~How to work with different normal distributions that are not the Standard Normal Curve.

~Procedure: Translate the given normal distribution into a standard normal distribution by finding the appropriate z scores using the equation
  z = (x-m)/s

~Note: Making a rough sketch of the normal distribution and its corresponding standard normal curve equivalent will help in your understanding. Just remember, that the mean & standard deviation
of the normal curve in question converts to a zero z score (mean) &
a z score of +1 (standard deviation) for the standard normal curve.

~So, the area (probability) between 2 X scores for the given normal curve will convert to the area between 2 Z scores for the standard normal curve. Use the equation that ties them, given above.

~Ex: Find the probability a score is greater than 7 for a normal distribution whose mean=5 & standard deviation=2.

~Use the equation that ties the z score with the x score to get the z values associated with the standard normal curve.

( i.e., an x score of 7, gives z=(7-5)/2 = 2/2 = 1), so, want P(z>1). To get this, use your TI-83 with menu, 2nd, VARS, go to 2 (normalcdf, enter (1, 10000), enter to get .1587

~For the same distribution in the above example, find the probability that a score lies between -0.2 & 1.8.

~First , find their z scores:   z = (-0.2-5)/2 = -2.6,  z = (1.8-5)/2 = -1.6, then use the same menu to enter these,  normal cdf(-2.6,-1.6), enter, to get .0501. (make sure you use the (-) on the bottom of your TI-83)

~Note: Better yet, avoid finding z scores by entering, (-0.2, 1.8, 5, 2)

~Ex: IQ scores have a normal distribution with mean of 100 and standard deviation of 15. Find the 80th percentile score.
(i.e., the score separating the bottom 80% from the top 20%)

~Procedure:  This problem translates into finding the score for which 80% of all scores are below it. Which means, the area (probability) up to that score is .80. So, this is a reverse problem. We need to find the z score (using the standard normal curve) for that probability then convert it to an x score, using the equation which relates the two scores.

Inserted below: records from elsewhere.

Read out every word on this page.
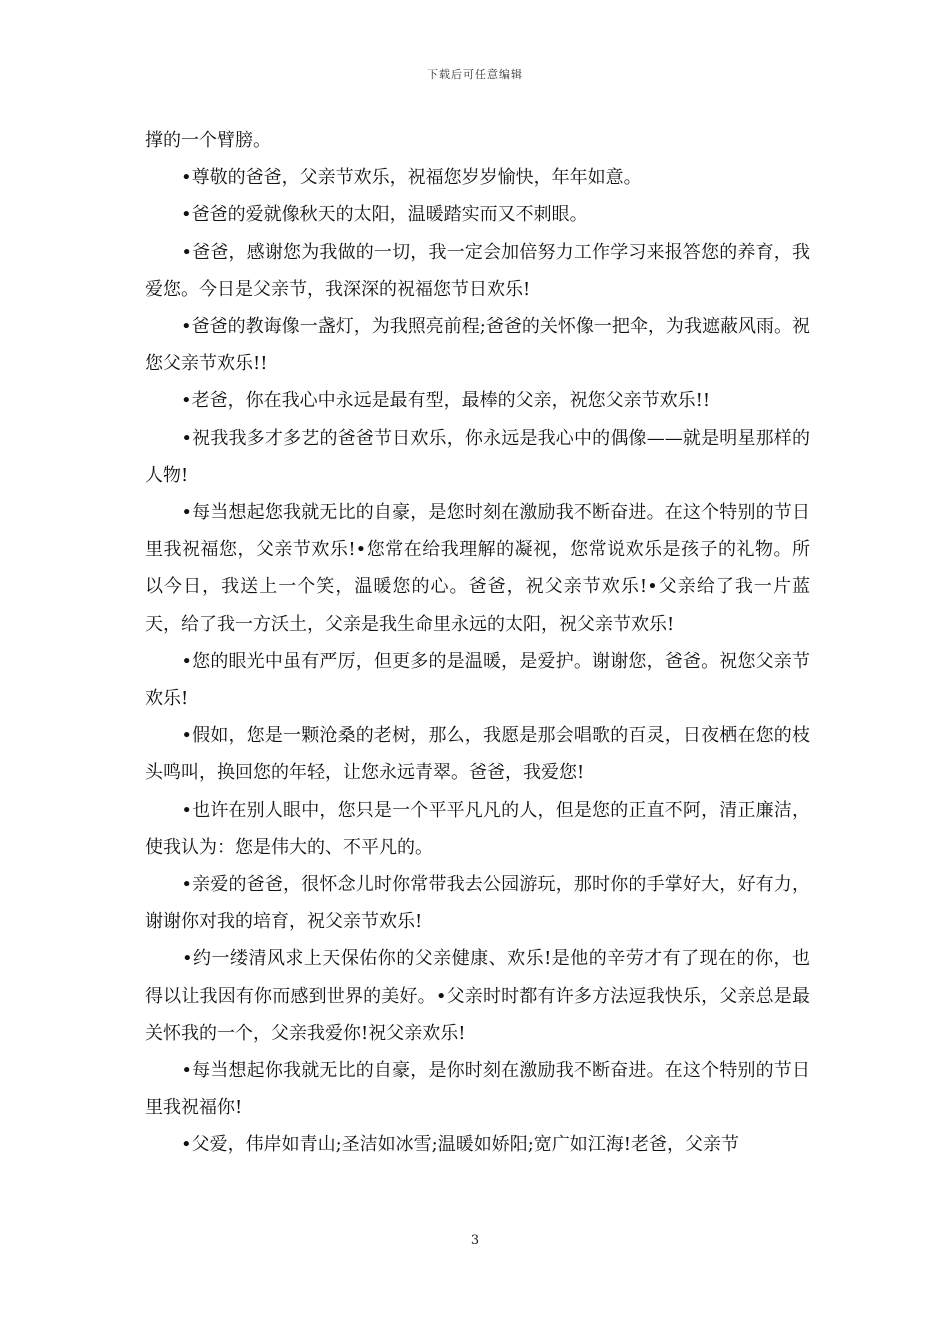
下载后可任意编辑

撑的一个臂膀。

　　•尊敬的爸爸，父亲节欢乐，祝福您岁岁愉快，年年如意。

　　•爸爸的爱就像秋天的太阳，温暖踏实而又不刺眼。

　　•爸爸，感谢您为我做的一切，我一定会加倍努力工作学习来报答您的养育，我爱您。今日是父亲节，我深深的祝福您节日欢乐!

　　•爸爸的教诲像一盏灯，为我照亮前程;爸爸的关怀像一把伞，为我遮蔽风雨。祝您父亲节欢乐!!

　　•老爸，你在我心中永远是最有型，最棒的父亲，祝您父亲节欢乐!!

　　•祝我我多才多艺的爸爸节日欢乐，你永远是我心中的偶像——就是明星那样的人物!

　　•每当想起您我就无比的自豪，是您时刻在激励我不断奋进。在这个特别的节日里我祝福您，父亲节欢乐!•您常在给我理解的凝视，您常说欢乐是孩子的礼物。所以今日，我送上一个笑，温暖您的心。爸爸，祝父亲节欢乐!•父亲给了我一片蓝天，给了我一方沃土，父亲是我生命里永远的太阳，祝父亲节欢乐!

　　•您的眼光中虽有严厉，但更多的是温暖，是爱护。谢谢您，爸爸。祝您父亲节欢乐!

　　•假如，您是一颗沧桑的老树，那么，我愿是那会唱歌的百灵，日夜栖在您的枝头鸣叫，换回您的年轻，让您永远青翠。爸爸，我爱您!

　　•也许在别人眼中，您只是一个平平凡凡的人，但是您的正直不阿，清正廉洁，使我认为：您是伟大的、不平凡的。

　　•亲爱的爸爸，很怀念儿时你常带我去公园游玩，那时你的手掌好大，好有力，谢谢你对我的培育，祝父亲节欢乐!

　　•约一缕清风求上天保佑你的父亲健康、欢乐!是他的辛劳才有了现在的你，也得以让我因有你而感到世界的美好。•父亲时时都有许多方法逗我快乐，父亲总是最关怀我的一个，父亲我爱你!祝父亲欢乐!

　　•每当想起你我就无比的自豪，是你时刻在激励我不断奋进。在这个特别的节日里我祝福你!

　　•父爱，伟岸如青山;圣洁如冰雪;温暖如娇阳;宽广如江海!老爸，父亲节

3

~Note: Use menu, 2nd VARS, go to 3 (invNorm), insert the probability (area) of .80, enter to get z=.8416 Now, convert this z score to an x score & you will be finished:  .8416 = (x-100)/15

First, multiply both sides by 15, to get, 12.624 = x-100, then add 100 to both sides, to get x=112.6

~Note: You can avoid most of this work by simply entering
             (.80, 100, 15) into menu 3.